Harry sentia a própria pele fria como a de um morto, suada como a de um covarde e sensível como a de um doente. O estouro do flash da máquina fotográfica que registrou o momento exato quando os votos foram feitos no altar, na pequena capela da cidade de Bournemouth, de onde ele encontrou essa que agora teria de chamar de Sra. Styles, ainda embranquecia sua visão e lhe dava essa falsa sensação de que todos os acontecimentos que se sucederam ao seu redor não passavam de mera piada de péssimo gosto. Ele não pediu que a fotografia fosse feita, não queria, a bem da verdade, que houvesse registro algum do único ato descabido e imprevisto que já tomara na vida. Da mesma forma que um ladrão não desejaria ser apanhado pelas autoridades, era da vontade do Conde que esta união ocorresse em plena quietude, na escuridão da ignorância alheia. Contudo, o repórter do patético jornaleco local esteve lá, aproveitando-se de um momento onde nem ele nem nenhum outro poderiam interferir para garantir a matéria do próximo dia.

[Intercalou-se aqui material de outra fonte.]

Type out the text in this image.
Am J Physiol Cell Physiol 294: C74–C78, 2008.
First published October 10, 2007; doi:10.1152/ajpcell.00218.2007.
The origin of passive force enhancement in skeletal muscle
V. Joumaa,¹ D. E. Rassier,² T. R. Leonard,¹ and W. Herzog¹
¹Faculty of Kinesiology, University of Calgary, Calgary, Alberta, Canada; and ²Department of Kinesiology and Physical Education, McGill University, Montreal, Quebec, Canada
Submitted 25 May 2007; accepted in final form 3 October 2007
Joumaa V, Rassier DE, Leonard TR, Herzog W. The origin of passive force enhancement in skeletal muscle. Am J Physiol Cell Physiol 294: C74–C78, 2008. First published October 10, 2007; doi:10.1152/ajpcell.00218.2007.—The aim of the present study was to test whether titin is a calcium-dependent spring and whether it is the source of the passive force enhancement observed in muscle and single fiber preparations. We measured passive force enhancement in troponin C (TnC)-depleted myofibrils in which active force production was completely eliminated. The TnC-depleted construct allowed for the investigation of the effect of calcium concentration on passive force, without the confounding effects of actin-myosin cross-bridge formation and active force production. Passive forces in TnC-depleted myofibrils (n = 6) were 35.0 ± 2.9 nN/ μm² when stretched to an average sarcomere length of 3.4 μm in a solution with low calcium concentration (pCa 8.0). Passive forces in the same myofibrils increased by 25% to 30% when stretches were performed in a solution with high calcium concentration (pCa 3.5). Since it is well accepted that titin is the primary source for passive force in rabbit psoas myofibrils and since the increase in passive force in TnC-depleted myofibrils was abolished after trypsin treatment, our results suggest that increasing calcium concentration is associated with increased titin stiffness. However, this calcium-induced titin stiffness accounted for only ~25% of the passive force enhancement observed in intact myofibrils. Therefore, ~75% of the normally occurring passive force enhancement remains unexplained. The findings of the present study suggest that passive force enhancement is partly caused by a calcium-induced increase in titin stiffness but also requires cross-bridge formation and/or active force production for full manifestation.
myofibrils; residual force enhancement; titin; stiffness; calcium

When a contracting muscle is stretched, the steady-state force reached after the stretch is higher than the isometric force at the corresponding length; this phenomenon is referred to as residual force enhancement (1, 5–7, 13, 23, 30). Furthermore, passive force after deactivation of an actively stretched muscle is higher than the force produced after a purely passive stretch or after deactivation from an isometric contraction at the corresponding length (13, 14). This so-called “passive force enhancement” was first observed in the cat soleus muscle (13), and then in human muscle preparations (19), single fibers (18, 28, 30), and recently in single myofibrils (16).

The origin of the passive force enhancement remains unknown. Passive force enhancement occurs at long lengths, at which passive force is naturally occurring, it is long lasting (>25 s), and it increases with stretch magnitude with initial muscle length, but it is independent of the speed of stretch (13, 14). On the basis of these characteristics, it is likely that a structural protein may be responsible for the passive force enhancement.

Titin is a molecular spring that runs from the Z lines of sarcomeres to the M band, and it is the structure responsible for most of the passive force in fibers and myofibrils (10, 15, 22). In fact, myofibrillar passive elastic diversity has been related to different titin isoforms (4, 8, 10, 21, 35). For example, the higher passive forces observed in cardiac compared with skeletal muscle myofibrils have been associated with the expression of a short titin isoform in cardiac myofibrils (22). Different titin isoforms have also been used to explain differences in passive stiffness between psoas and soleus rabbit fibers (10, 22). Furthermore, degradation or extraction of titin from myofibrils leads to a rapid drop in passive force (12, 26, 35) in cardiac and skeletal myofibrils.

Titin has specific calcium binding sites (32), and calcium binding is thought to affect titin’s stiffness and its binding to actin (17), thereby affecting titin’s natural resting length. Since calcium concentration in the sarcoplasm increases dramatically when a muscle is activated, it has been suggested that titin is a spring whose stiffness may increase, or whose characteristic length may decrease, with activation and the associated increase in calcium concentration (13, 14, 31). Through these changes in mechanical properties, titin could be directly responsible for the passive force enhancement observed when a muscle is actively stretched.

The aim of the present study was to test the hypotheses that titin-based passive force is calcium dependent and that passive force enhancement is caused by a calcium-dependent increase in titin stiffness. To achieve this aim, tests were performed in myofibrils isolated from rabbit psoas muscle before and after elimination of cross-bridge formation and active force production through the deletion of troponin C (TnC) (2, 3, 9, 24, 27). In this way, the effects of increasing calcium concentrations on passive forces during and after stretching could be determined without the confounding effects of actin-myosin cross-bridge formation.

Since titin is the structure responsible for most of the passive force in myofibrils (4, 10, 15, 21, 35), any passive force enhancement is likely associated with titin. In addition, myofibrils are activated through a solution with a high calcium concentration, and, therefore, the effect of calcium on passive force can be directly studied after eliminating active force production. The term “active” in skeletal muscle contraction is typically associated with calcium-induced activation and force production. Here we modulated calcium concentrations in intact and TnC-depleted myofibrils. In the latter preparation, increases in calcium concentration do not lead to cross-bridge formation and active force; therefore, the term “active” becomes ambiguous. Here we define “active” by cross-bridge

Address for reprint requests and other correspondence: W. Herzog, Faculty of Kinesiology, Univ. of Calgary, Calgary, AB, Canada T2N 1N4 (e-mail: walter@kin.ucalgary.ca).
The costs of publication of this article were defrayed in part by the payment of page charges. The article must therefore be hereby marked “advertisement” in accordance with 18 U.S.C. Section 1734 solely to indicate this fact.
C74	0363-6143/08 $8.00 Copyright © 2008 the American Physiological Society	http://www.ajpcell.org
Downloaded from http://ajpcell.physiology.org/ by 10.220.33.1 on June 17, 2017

Ele poderia até mesmo imaginar como seria a manchete. Em letras garrafais, no topo da página, diria: Conde de Somerset se casa com filha de baronete falido. Ele estava ciente de que apenas com muita sorte não fariam especulações escandalosas quanto a circunstância que levou ao casório, no mínimo cogitariam a possibilidade de ter havido algum tipo de indiscrição para que um homem de tal estirpe da capital ter desposado uma jovem de tão baixo status, num período tão curto de tempo.

Pois curto de fato fora o tempo que levou para que Styles fosse apossado de tal ideia. Como se o demónio em pessoa tivesse rastejado das profundezas dos sete círculos do inferno para tentá-lo. Ou ao menos fora o que Harry sentiu, que o diabo estava por sussurrar no pé de seu ouvido quando a viu pela primeira vez.

O desenrolar do início de sua desgraça começou com sua ida ao condado de Dorset. O que era para ser uma viagem de trabalho, uma tentativa de expandir seus negócios para outra região próxima a que seu título lhe apodera, acabou se transformando no enredo de sua eminente queda quando Harry, tolamente ― característica incomum a ele, vale ressaltar ―, se deixou conduzir por um capricho ― outra prática incomum ao mesmo.

Hospedado num hotel bem reputado em Bournemouth, já que até então ele não possuía residência na região e muito menos estava familiarizado com os moradores, ele se expôs involuntariamente as prosas soltas dos demais hóspedes e assim descobriu sobre a notória propriedade posta à venda na extremidade da cidade, mais próxima ao mar e ao campo. Em quaisquer outras circunstâncias, tal informação não o interessaria em nada. Contudo, movido pela ambição de estabelecer negócios duradouros em Dorset, o Conde permitiu-se considerar a oportunidade que parecia ter sido aberta para ele pelo universo. Longford Manor era como se chamava a propriedade e pelas informações que ele próprio se dispôs a colher de antemão, fez-se ciente da reputação do proprietário e da residência em si.